Print

Print


Hi,

> -----Original Message-----
> From: LHC Computer Grid - Rollout [mailto:[log in to unmask]]
> On Behalf Of Alvise Dorigo
> Sent: 30 September 2011 13:38


> > Restarting tomcat did not seem to fix it, though restarting the node
> did
> 
> do you mean the CE node ?

Yes, full reboot of the host.

> > (although since the error is apparently the WMS refusing to submit to
> the
> > CreamCE it is possible that blacklisting expired after my test job
> after
> > restarting tomcat and before my test job after restarting the node).
> > The glite-cream-ce.log shows connections from the WMS in question
> after I
> > submit the job (only for delegation) with no apparent failures but no
> > attempt to submit a job. (See attached fragments of the log file)
> 
> Please remember that a CE remain in the Blacklist for 30 minutes (only
> EventQuery is allowed to that CE during this period).
> 

Yes, that's one of the things making getting to the bottom of this so hard.

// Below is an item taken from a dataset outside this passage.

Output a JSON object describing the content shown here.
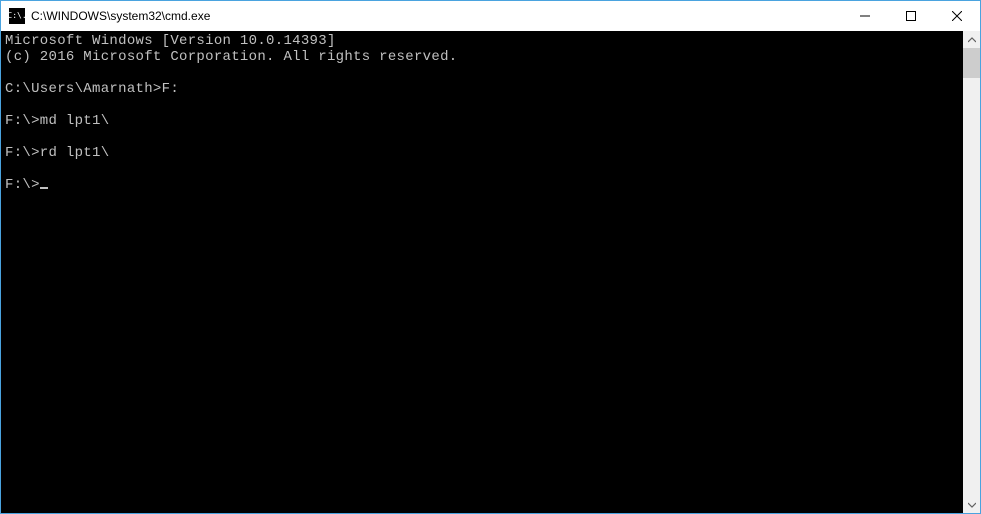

For this current incident I submitted a job to heplnx206.pp.rl.ac.uk via
wms208.cern.ch at 10:19 and had it fail. I then rebooted the node and
submitted another job at 10:31 which succeeded. However We still see SAM
test failures via wms208.cern.ch at 11:15 and 12:15 before it succeeds at
13:15 (http://bit.ly/ppz5tW). After the reboot I made no other interventions
on the CreamCE.

Due to other changes at the site I don't really have the luxury of putting
the node into unscheduled downtime and restarting services one at a time and
waiting a couple of hours to see which one fixes the problem at the moment.

Yours,
Chris.